Penso l'anno prossimo. Ci stiamo lavorando.
La destra ha una sua autironia, come la sinistra morettiana?
Da noi non c'è tanto l'autoironia quanto lo psicodramma. “Avremmo dovuto fare così”, e gli intellettuali che non vengono coinvolti in modo organico nelle scelte del partito, e la leadership sempre criticata… Un ronzio di sottofondo, che rischia di far perdere la ricchezza di questa fase a destra: per esempio, c'è una fioritura di riviste impressionante a destra.
Come si confronta la tua destra, quella della tua generazione, con un vecchio antiamericanismo simmetrico a quello di sinistra?

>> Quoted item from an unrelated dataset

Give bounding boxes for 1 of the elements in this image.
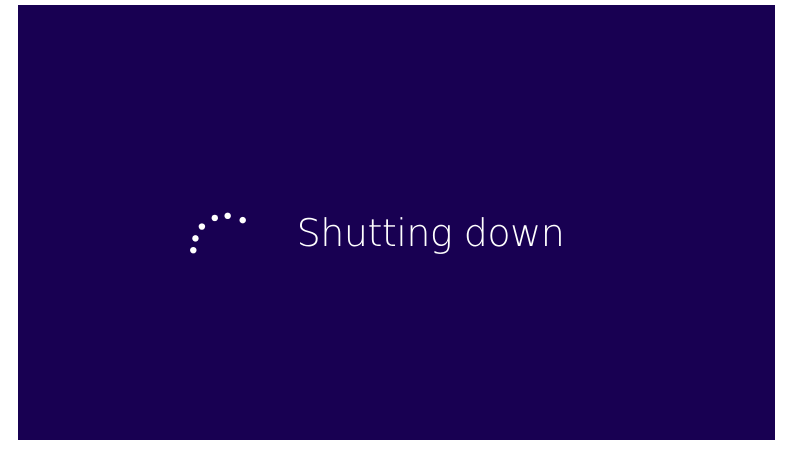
status-message: Shutting down (296, 210, 564, 254)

Noi abbiamo capito la ferita dell'11 settembre e la guerra in Afghanistan, ma sull'Iraq abbiamo avuto forti perplessità. Ma il vero problema è che dove oggi sulle cartine è disegnata l'Europa c'è un vuoto: e il ruolo USA di controllore del mondo non è bilanciato. E le difficoltà dell'Italia assomigliano a quelle dell'Europa.
Che difficoltà ha l'Italia?
In Italia manca un traguardo esigente. Non c'è una meta comune da raggiungere: non c'è un'ambizone internazionale, non si sa quale debba essere il nostro ruolo. Io posso anche essere d'accordo sulla battaglia che stiamo afcendo contro la pena di morte - io personalmente sono contro la pena di morte - ma mi sembra come quando pensavamo di ottenere il seggio all'ONU alleandoci con i paesi del terzo Mondo. Prendemmo una tranvata clamorosa. Come pensiamo di far passare una moratoria sulla pena di morte, noi che non abbiamo una politica chiara nei confronti della Cina dove portiamo le Olimpiadi, che sappiamo che gli Stati Uniti sono quello che sono, e l'Iran peggio? Alla fine facciamo demagogia. La politica deve porsi obiettivi semplici e raggiungibili. Anche sull'Iraq, un po' più di onestà intellettuale. Potevamo dire: andiamo a Nassirya, perché prima avevamo i pozzi con l'ENI e quindi dobbiamo difendere un interesse nazionale in uno scenario che sta cambiando: e secondo me la gente ci poteva anche stare. Invece si sono dette le cose che si sono dette, ammantando eccetera.
Beh, si fa politica, no?
La politica deve dare risposte chiare, e dividere: è normale che divida, ma una parte poi ti segue. Ha ragione Padoa Schioppa quando parla di “ambizioni timide”, per questo paese. Quando noi eravamo al Governo abbiamo sbagliato: allora si parlava sempre di “declino italiano”. Solo che noi potevamo dire “sì, c'è il declino italiano”, e lavorarci. E invece abbiamo cominciato il balletto di no-è-uno-strumento-che-il-centrosinistra-usa-contro-di-noi. Poi arriva Prodi al governo, e scompare il declino italiano.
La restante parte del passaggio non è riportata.